Understanding FDIC and NCUA Insurance

Introduction

Millions of Americans trust financial institutions with their money, but what happens if the institution fails? This is where the Federal Deposit Insurance Corporation (FDIC) and the National Credit Union Administration (NCUA) come in. This lesson will help you understand what FDIC and NCUA insurance are and what types of accounts are covered.

What is FDIC Insurance?

The Federal Deposit Insurance Corporation (FDIC) insures deposits in most financial institutions in the United States. FDIC insurance is backed by the full faith and credit of the United States government. The FDIC protects depositors against the loss of their deposits if a FDIC-insured financial institution fails. Basic FDIC insurance is $250,000 per depositor per insured financial institution.

What is NCUA Insurance?

The National Credit Union Administration (NCUA) is an independent federal agency that insures deposits at federally insured credit unions. The NCUA is the independent agency that administers the National Credit Union Share Insurance Fund (NCUSIF). Like the FDIC’s Deposit Insurance Fund, the NCUSIF is a federal insurance fund backed by the full faith and credit of the United States government and covers up to $250,000 per account holder per institution.

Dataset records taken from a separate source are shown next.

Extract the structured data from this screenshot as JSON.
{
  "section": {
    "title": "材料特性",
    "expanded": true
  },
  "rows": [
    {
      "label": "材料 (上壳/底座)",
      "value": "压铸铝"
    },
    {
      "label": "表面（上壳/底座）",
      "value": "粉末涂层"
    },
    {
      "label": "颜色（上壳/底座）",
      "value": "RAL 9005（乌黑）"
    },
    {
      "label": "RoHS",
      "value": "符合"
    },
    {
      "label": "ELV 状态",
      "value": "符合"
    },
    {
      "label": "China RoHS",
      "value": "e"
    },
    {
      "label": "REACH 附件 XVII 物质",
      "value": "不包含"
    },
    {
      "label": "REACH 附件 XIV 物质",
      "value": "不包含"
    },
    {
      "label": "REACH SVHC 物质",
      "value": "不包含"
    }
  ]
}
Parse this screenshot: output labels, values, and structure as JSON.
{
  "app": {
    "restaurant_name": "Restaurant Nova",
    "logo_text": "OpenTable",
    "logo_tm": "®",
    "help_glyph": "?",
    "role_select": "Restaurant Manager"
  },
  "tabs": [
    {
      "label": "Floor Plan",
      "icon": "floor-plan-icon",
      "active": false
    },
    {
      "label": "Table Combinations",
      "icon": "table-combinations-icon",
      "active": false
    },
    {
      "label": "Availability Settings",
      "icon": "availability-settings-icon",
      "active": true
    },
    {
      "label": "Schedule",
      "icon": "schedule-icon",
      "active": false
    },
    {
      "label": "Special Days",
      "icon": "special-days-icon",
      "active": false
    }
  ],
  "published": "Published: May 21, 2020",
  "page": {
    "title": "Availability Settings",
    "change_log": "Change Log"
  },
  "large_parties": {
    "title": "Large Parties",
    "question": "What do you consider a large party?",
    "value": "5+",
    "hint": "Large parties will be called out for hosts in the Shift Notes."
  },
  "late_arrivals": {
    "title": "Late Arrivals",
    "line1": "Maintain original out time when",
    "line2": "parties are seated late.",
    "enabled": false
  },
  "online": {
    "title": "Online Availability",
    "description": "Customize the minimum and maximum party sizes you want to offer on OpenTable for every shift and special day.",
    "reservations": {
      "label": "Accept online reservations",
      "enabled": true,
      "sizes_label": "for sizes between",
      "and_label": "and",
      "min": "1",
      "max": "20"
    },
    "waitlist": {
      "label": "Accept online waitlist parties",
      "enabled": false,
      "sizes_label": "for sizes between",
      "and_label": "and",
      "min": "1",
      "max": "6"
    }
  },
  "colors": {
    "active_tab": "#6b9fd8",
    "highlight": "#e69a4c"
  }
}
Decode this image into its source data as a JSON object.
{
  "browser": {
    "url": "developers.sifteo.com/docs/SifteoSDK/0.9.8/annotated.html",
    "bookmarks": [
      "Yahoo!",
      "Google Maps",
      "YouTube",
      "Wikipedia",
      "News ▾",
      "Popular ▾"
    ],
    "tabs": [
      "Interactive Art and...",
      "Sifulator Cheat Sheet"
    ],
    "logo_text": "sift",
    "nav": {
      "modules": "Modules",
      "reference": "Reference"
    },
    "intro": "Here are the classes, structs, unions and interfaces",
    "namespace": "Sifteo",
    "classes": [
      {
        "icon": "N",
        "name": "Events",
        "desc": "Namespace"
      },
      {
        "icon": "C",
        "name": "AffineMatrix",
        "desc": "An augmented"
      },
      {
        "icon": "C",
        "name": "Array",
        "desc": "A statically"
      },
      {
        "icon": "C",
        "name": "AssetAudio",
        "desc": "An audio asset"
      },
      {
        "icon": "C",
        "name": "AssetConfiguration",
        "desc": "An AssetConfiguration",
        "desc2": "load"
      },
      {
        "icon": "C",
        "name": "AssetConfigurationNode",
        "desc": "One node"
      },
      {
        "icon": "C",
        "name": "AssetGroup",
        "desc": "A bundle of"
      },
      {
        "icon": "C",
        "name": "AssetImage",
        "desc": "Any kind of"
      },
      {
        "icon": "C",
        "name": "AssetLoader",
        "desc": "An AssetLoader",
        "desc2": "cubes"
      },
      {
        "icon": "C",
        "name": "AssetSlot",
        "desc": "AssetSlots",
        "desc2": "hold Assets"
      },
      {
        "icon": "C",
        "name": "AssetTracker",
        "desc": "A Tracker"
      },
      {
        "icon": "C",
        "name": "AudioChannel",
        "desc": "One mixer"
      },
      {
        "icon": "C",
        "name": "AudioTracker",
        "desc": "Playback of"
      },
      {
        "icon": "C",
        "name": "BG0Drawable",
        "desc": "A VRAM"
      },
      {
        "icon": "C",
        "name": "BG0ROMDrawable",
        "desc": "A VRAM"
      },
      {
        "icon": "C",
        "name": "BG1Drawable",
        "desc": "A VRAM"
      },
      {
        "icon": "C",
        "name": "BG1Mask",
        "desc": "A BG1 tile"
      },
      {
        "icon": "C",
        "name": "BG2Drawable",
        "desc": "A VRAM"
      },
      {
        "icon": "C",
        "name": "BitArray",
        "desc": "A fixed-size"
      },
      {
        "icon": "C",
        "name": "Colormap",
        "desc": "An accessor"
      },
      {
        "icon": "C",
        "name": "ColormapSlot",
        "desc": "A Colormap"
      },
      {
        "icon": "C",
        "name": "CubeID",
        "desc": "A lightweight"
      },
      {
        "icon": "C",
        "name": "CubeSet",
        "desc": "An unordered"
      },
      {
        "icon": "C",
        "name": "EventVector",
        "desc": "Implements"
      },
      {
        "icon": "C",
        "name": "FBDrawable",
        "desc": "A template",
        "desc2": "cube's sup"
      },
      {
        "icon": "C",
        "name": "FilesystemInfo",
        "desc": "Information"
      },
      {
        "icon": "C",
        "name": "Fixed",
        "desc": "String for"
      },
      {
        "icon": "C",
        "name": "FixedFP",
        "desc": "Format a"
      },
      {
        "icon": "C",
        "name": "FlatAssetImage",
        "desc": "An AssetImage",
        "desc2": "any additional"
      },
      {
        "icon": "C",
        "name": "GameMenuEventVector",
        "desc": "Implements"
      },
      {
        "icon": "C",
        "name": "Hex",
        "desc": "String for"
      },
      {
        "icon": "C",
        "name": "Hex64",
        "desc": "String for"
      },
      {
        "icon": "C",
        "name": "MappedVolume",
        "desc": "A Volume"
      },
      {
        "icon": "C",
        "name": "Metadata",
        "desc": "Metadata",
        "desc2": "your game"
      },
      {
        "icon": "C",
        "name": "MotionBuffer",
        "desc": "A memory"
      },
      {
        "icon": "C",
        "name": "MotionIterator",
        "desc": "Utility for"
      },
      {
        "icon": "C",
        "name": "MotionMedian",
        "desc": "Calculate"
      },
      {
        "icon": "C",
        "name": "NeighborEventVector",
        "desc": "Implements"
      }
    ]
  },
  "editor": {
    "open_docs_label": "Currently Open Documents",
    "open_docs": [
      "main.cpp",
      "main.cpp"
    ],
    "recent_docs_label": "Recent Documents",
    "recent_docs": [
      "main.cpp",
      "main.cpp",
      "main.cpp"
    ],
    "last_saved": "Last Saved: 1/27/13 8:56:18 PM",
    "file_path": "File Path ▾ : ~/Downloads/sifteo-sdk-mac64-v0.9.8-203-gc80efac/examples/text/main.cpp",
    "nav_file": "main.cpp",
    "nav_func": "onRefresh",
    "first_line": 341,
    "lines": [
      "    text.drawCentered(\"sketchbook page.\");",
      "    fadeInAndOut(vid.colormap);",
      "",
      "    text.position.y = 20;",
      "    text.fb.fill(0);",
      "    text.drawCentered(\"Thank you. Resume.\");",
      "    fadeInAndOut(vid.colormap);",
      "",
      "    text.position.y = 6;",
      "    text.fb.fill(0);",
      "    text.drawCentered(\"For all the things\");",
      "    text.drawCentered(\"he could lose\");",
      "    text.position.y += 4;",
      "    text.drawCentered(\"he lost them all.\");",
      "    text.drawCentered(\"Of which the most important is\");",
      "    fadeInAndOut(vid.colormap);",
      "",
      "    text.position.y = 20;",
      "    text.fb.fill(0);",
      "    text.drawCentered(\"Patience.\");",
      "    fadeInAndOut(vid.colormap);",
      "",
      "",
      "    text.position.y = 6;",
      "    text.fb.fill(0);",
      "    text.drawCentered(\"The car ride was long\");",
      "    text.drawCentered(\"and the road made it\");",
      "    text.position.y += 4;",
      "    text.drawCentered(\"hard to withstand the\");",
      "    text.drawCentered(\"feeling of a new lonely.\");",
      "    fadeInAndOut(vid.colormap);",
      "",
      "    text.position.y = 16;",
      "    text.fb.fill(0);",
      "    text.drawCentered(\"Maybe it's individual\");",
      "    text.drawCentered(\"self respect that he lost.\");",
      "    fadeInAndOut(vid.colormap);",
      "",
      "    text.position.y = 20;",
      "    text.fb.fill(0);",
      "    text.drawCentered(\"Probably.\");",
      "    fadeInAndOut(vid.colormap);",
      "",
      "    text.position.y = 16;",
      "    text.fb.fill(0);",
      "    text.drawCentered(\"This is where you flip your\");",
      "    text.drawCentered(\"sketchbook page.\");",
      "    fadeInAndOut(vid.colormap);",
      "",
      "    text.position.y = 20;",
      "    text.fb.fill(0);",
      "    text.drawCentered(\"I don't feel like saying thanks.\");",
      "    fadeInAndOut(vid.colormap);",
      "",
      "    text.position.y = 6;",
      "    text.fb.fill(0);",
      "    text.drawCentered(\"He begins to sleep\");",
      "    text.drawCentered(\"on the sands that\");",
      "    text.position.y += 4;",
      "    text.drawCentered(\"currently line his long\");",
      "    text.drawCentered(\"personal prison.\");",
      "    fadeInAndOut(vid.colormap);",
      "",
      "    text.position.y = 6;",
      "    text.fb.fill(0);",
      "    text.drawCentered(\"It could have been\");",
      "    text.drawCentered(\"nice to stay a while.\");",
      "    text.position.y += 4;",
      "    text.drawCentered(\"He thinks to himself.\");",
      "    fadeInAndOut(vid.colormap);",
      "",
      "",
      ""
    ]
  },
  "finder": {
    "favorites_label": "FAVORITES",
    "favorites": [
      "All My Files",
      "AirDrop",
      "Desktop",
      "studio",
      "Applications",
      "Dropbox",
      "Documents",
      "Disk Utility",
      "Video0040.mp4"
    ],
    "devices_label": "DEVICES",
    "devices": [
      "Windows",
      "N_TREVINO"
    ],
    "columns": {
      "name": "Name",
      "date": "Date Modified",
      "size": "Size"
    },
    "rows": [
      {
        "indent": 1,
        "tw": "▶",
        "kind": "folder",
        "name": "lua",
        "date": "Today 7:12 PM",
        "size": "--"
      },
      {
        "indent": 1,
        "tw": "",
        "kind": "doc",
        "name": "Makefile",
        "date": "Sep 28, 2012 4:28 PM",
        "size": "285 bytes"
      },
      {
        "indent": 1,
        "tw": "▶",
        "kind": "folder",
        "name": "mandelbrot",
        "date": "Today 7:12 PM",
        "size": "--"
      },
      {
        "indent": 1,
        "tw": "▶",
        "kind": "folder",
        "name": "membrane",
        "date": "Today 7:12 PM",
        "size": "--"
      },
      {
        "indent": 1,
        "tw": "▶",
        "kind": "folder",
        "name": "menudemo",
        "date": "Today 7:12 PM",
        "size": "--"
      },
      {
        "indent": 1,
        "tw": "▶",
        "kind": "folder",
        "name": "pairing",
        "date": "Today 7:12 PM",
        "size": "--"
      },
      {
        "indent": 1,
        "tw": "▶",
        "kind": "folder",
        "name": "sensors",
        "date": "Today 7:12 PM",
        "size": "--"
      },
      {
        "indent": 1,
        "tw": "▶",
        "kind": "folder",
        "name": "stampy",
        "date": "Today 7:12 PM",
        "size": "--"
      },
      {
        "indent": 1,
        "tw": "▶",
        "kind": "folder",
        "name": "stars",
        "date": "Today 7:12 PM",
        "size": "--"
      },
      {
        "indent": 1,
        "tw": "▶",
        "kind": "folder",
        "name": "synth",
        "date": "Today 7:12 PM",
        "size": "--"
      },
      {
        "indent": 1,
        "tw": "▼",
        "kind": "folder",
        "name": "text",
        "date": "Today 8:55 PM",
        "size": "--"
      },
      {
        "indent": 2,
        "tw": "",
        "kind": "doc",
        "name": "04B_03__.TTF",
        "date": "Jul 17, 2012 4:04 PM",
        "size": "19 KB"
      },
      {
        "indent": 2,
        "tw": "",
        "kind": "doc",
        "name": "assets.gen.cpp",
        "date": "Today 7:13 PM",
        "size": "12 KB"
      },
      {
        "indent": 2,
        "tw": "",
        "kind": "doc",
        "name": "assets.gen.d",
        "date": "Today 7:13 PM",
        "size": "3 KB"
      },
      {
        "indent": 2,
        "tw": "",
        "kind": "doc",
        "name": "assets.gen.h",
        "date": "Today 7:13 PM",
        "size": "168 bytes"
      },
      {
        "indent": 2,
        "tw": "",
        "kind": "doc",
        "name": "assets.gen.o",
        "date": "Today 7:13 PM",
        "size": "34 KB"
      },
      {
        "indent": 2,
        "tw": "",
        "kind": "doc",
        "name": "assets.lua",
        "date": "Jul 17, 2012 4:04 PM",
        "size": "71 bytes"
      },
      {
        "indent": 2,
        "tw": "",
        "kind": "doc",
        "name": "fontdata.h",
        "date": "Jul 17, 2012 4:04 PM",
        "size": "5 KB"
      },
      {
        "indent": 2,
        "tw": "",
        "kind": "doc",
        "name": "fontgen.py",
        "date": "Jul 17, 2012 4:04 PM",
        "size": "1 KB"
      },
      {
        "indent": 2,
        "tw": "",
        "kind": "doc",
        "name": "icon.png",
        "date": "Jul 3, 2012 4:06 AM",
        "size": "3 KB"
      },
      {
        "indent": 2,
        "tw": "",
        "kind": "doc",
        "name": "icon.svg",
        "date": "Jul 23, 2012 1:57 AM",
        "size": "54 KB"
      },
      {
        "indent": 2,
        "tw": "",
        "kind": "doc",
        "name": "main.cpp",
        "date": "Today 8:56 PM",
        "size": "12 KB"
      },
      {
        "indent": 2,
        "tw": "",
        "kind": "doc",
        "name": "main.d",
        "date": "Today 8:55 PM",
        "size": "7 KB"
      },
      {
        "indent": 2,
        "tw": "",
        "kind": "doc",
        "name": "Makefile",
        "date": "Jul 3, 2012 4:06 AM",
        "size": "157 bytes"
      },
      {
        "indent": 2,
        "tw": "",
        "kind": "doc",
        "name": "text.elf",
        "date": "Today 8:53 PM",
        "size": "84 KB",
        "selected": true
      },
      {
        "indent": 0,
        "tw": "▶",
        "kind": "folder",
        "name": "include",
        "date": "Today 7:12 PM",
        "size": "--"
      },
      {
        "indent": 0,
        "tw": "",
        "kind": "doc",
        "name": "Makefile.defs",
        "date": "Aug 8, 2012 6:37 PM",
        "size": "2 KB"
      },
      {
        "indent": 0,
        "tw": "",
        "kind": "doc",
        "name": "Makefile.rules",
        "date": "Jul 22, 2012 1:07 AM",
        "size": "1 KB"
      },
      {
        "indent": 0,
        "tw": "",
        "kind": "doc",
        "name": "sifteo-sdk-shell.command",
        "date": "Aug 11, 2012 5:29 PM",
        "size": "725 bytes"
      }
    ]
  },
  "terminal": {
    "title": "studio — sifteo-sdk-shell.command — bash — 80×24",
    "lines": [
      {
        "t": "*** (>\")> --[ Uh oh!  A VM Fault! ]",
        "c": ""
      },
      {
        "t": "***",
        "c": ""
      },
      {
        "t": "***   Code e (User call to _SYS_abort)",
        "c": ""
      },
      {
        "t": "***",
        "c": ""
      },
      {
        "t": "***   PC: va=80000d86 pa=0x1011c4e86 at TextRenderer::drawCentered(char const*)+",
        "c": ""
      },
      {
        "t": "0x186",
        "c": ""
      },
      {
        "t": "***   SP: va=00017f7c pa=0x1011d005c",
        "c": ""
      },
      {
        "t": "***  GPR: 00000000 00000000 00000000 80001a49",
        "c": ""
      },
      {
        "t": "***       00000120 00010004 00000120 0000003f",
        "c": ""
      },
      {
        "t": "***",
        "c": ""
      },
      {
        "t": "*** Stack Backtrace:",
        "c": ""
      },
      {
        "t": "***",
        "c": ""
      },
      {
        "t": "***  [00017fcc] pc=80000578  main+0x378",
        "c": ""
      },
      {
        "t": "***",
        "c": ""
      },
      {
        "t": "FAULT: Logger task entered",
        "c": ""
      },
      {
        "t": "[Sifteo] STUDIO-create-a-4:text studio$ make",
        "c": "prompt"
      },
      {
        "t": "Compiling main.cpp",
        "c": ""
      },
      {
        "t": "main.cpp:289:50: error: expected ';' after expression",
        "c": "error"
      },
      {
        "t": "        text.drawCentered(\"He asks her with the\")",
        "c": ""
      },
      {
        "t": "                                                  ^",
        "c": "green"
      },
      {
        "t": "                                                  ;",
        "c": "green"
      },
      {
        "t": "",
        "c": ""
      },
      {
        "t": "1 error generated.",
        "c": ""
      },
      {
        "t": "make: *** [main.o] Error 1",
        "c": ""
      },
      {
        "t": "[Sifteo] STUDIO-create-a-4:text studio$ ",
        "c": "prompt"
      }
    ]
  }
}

What Accounts are Insured?

Checking accounts, savings accounts, Negotiable Order of Withdrawal, or NOW, accounts, and time deposit accounts such as certificates of deposit (CDs) are typically insured. Certain retirement accounts such as Individual Retirement Accounts (IRAs) may also be insured.

What Accounts are NOT Insured?

Investments in mutual funds, annuities, stocks, bonds, Treasury securities, or other investment products, whether purchased through a bank or a broker/dealer are not insured. Safe deposit boxes and losses from robberies and other thefts are also not insured.

Conclusion

Knowing what types of accounts are FDIC and NCUA-insured can help you make informed decisions about where to deposit your money. Remember that FDIC and NCUA insurance only protects deposits, not investments.